If there's one thing that's overwhelmingly welcome in Omega Ruby and Alpha Sapphire, it's that the games don't fall foul of the same problem that HeartGold and SoulSilver did. Those games followed Diamond, Pearl, and Platinum, and although they did an excellent job of updating Pokémon Gold and Pokémon Silver, they still felt more like the three original games which preceded them than they did the two classics they were meant to replicate. In stark contrast, Omega Ruby and Alpha Sapphire feel more like the true versions of Ruby and Sapphire; they're very clearly in their own skin and are vibrant throughout, with a vastly improved soundtrack, incredible attention to detail, and it feels as though they've happened at the most perfect time because of that.

Whether you're a casual Pokémon Trainer or a competitive one, Omega Ruby and Alpha Sapphire provide a number of tools to help you better train your Pokémon throughout the game. Super Training, a mode in which you could quickly and accurately increase your Pokémon's EV stats, returns after its debut in X and Y, while we've already mentioned the return of the new Exp. Share, making it far easier to evenly share experience points across your party of up to six Pokémon. Secret Bases also return, and while these naturally provide a huge amount of opportunity for personal space customisation - more so than before, with many more options available than in the original games - they also include Trainers to be challenged every day, giving you ample opportunity to level up. Many of the Trainers you meet in Hoenn will also be up for regular rematches as well.

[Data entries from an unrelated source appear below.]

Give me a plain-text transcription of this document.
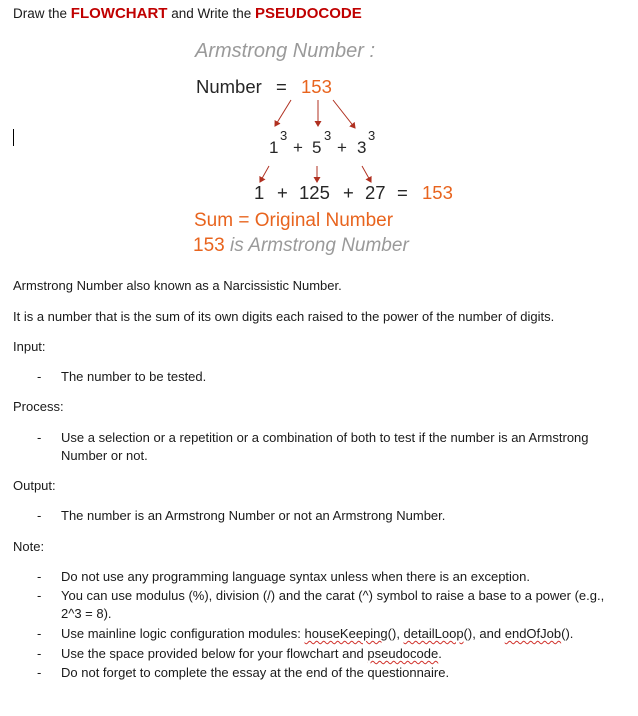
Draw the FLOWCHART and Write the PSEUDOCODE
Armstrong Number :
Number = 153
1
3
+ 5
3
+ 3
3
1 + 125 + 27 = 153
Sum = Original Number
153 is Armstrong Number
Armstrong Number also known as a Narcissistic Number.
It is a number that is the sum of its own digits each raised to the power of the number of digits.
Input:
- The number to be tested.
Process:
- Use a selection or a repetition or a combination of both to test if the number is an Armstrong Number or not.
Output:
- The number is an Armstrong Number or not an Armstrong Number.
Note:
- Do not use any programming language syntax unless when there is an exception.
- You can use modulus (%), division (/) and the carat (^) symbol to raise a base to a power (e.g., 2^3 = 8).
- Use mainline logic configuration modules: houseKeeping(), detailLoop(), and endOfJob().
- Use the space provided below for your flowchart and pseudocode.
- Do not forget to complete the essay at the end of the questionnaire.
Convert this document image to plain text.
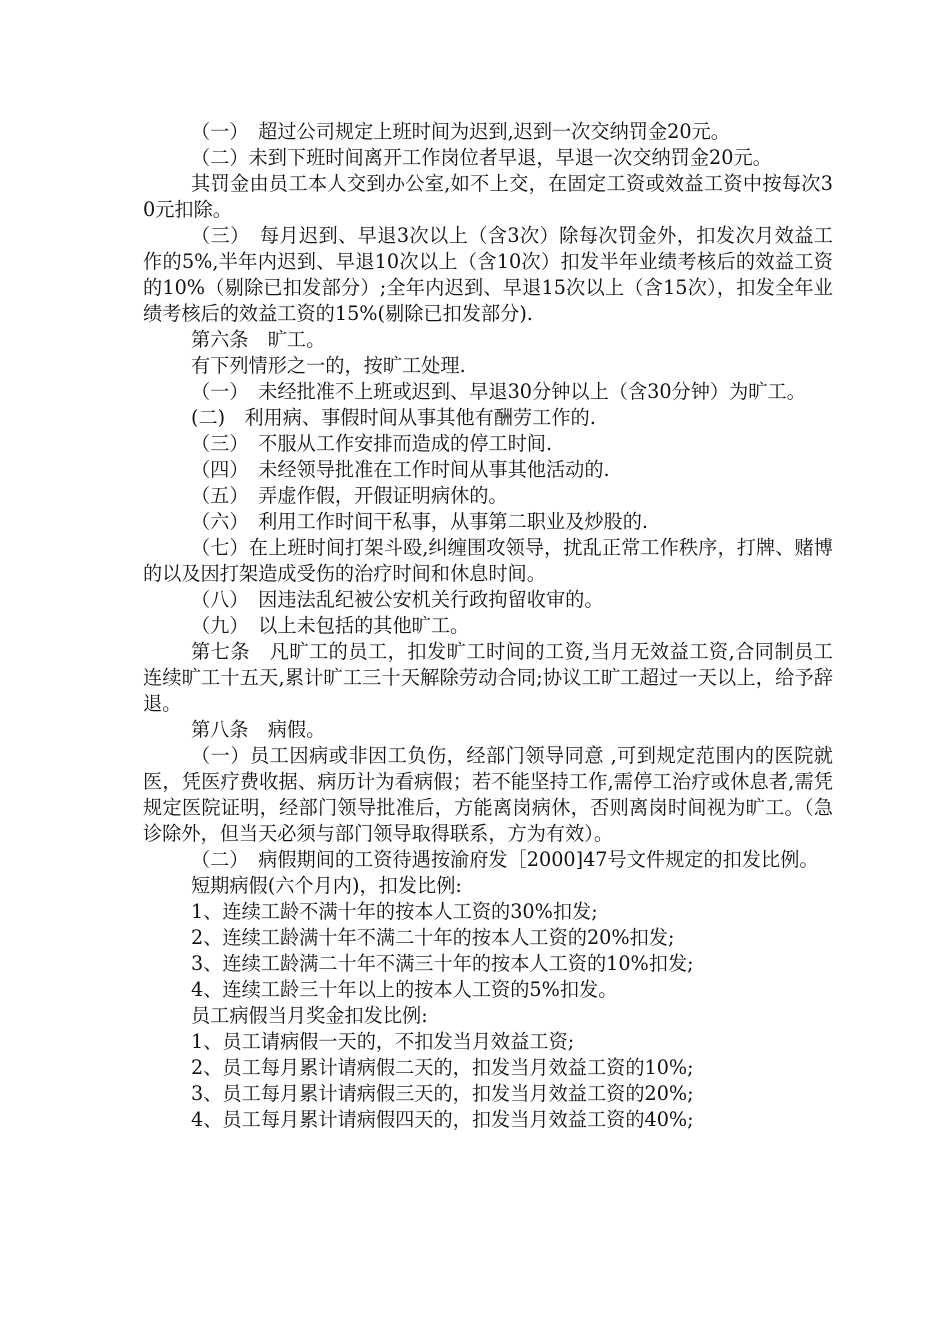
（一）　超过公司规定上班时间为迟到,迟到一次交纳罚金20元。

（二）未到下班时间离开工作岗位者早退，早退一次交纳罚金20元。

其罚金由员工本人交到办公室,如不上交，在固定工资或效益工资中按每次30元扣除。

（三）　每月迟到、早退3次以上（含3次）除每次罚金外，扣发次月效益工作的5%,半年内迟到、早退10次以上（含10次）扣发半年业绩考核后的效益工资的10%（剔除已扣发部分）;全年内迟到、早退15次以上（含15次），扣发全年业绩考核后的效益工资的15%(剔除已扣发部分).

第六条　旷工。

有下列情形之一的，按旷工处理.

（一）　未经批准不上班或迟到、早退30分钟以上（含30分钟）为旷工。

(二)　利用病、事假时间从事其他有酬劳工作的.

（三）　不服从工作安排而造成的停工时间.

（四）　未经领导批准在工作时间从事其他活动的.

（五）　弄虚作假，开假证明病休的。

（六）　利用工作时间干私事，从事第二职业及炒股的.

（七）在上班时间打架斗殴,纠缠围攻领导，扰乱正常工作秩序，打牌、赌博的以及因打架造成受伤的治疗时间和休息时间。

（八）　因违法乱纪被公安机关行政拘留收审的。

（九）　以上未包括的其他旷工。

第七条　凡旷工的员工，扣发旷工时间的工资,当月无效益工资,合同制员工连续旷工十五天,累计旷工三十天解除劳动合同;协议工旷工超过一天以上，给予辞退。

第八条　病假。

（一）员工因病或非因工负伤，经部门领导同意 ,可到规定范围内的医院就医，凭医疗费收据、病历计为看病假；若不能坚持工作,需停工治疗或休息者,需凭规定医院证明，经部门领导批准后，方能离岗病休，否则离岗时间视为旷工。（急诊除外，但当天必须与部门领导取得联系，方为有效）。

（二）　病假期间的工资待遇按渝府发［2000]47号文件规定的扣发比例。

短期病假(六个月内)，扣发比例:

1、连续工龄不满十年的按本人工资的30%扣发;

2、连续工龄满十年不满二十年的按本人工资的20%扣发;

3、连续工龄满二十年不满三十年的按本人工资的10%扣发;

4、连续工龄三十年以上的按本人工资的5%扣发。

员工病假当月奖金扣发比例:

1、员工请病假一天的，不扣发当月效益工资;

2、员工每月累计请病假二天的，扣发当月效益工资的10%;

3、员工每月累计请病假三天的，扣发当月效益工资的20%;

4、员工每月累计请病假四天的，扣发当月效益工资的40%;
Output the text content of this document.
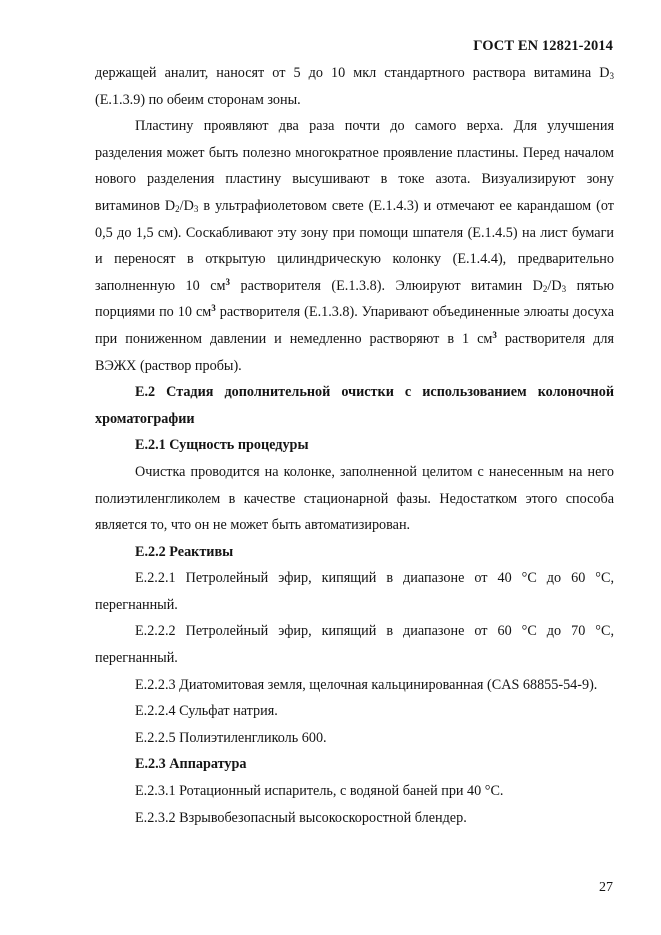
ГОСТ EN 12821-2014

держащей аналит, наносят от 5 до 10 мкл стандартного раствора витамина $D_3$ (Е.1.3.9) по обеим сторонам зоны.

Пластину проявляют два раза почти до самого верха. Для улучшения разделения может быть полезно многократное проявление пластины. Перед началом нового разделения пластину высушивают в токе азота. Визуализируют зону витаминов $D_2/D_3$ в ультрафиолетовом свете (Е.1.4.3) и отмечают ее карандашом (от 0,5 до 1,5 см). Соскабливают эту зону при помощи шпателя (Е.1.4.5) на лист бумаги и переносят в открытую цилиндрическую колонку (Е.1.4.4), предварительно заполненную 10 $см^3$ растворителя (Е.1.3.8). Элюируют витамин $D_2/D_3$ пятью порциями по 10 $см^3$ растворителя (Е.1.3.8). Упаривают объединенные элюаты досуха при пониженном давлении и немедленно растворяют в 1 $см^3$ растворителя для ВЭЖХ (раствор пробы).

Е.2 Стадия дополнительной очистки с использованием колоночной хроматографии

Е.2.1 Сущность процедуры

Очистка проводится на колонке, заполненной целитом с нанесенным на него полиэтиленгликолем в качестве стационарной фазы. Недостатком этого способа является то, что он не может быть автоматизирован.

Е.2.2 Реактивы

Е.2.2.1 Петролейный эфир, кипящий в диапазоне от 40 °С до 60 °С, перегнанный.

Е.2.2.2 Петролейный эфир, кипящий в диапазоне от 60 °С до 70 °С, перегнанный.

Е.2.2.3 Диатомитовая земля, щелочная кальцинированная (CAS 68855-54-9).

Е.2.2.4 Сульфат натрия.

Е.2.2.5 Полиэтиленгликоль 600.

Е.2.3 Аппаратура

Е.2.3.1 Ротационный испаритель, с водяной баней при 40 °С.

Е.2.3.2 Взрывобезопасный высокоскоростной блендер.

27
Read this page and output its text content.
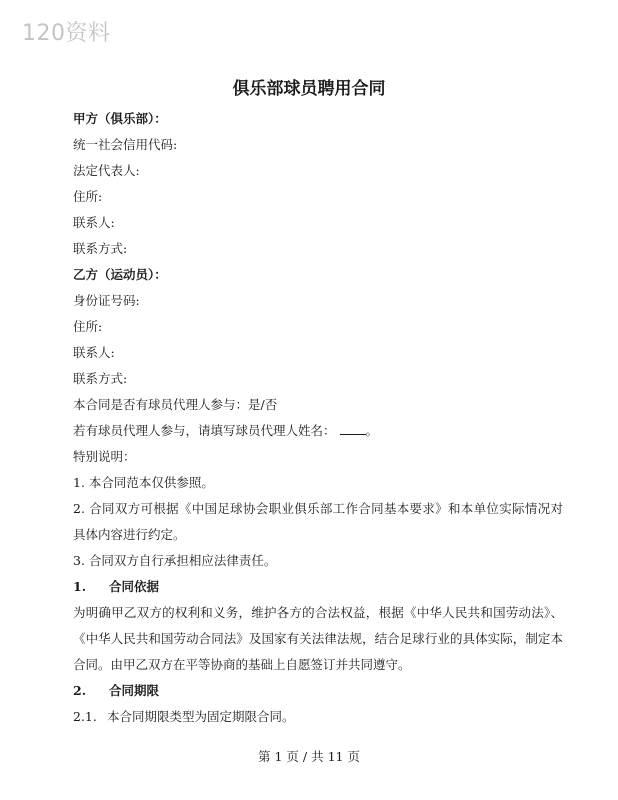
120资料
俱乐部球员聘用合同
甲方（俱乐部）：
统一社会信用代码:
法定代表人:
住所:
联系人:
联系方式:
乙方（运动员）：
身份证号码:
住所:
联系人:
联系方式:
本合同是否有球员代理人参与：是/否
若有球员代理人参与，请填写球员代理人姓名： 。
特别说明：
1. 本合同范本仅供参照。
2. 合同双方可根据《中国足球协会职业俱乐部工作合同基本要求》和本单位实际情况对具体内容进行约定。
3. 合同双方自行承担相应法律责任。
1. 合同依据
为明确甲乙双方的权利和义务，维护各方的合法权益，根据《中华人民共和国劳动法》、《中华人民共和国劳动合同法》及国家有关法律法规，结合足球行业的具体实际，制定本合同。由甲乙双方在平等协商的基础上自愿签订并共同遵守。
2. 合同期限
2.1. 本合同期限类型为固定期限合同。
第 1 页 / 共 11 页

Online, Omega Ruby and Alpha Sapphire offer an impressive number of options, as did X and Y before them. This is because they include the same Player Search System, or PSS, which allows you access to online trading via Wonder Trade or the Global Trade Station, or battling in a number of different modes. The games include the same convenient Battle Box in the storage system, which lets you put six Pokémon in for easy access in online battles and particularly when taking part in online tournaments. As always, you've also got the option of local multiplayer, while StreetPass and SpotPass are on hand to provide news and extras including Secret Bases.

As far as Pokémon remakes are concerned, Omega Ruby and Alpha Sapphire are the most impressive for a number of reasons. While many will consider FireRed and LeafGreen to be the best - seems the third generation of games is coming up trumps whichever way you look at it - the difference with Omega Ruby and Alpha Sapphire is that they improve upon the originals in the most significant ways out of all the remakes thus far. They include wonderful new music and visuals, a selection of fantastic Pokémon and characters, almost seamless controls and battles - if you can ignore the slightly trippy 3D at times in the thick of battle - and they make the best use out of the complete National Pokédex of any Pokémon game, perhaps bar X and Y.

It's also true that Omega Ruby and Alpha Sapphire have retained many of the excellent features brought to the series in X and Y, including the PSS, Super Training, Pokémon-Amie, Mega Evolution, much improved battle mechanics, and much more besides. Other remakes have snubbed some features in favour of their own new additions, which is fair enough at times, but given how much X and Y improved on the formula, we're incredibly pleased to see much of the new ideas return to these remakes. There's very little to complain about here, and it makes these games very easy to recommend. No matter how incredible future Pokémon games manage to be, it's still somehow quite difficult to think that future instalments will be as refreshing as these.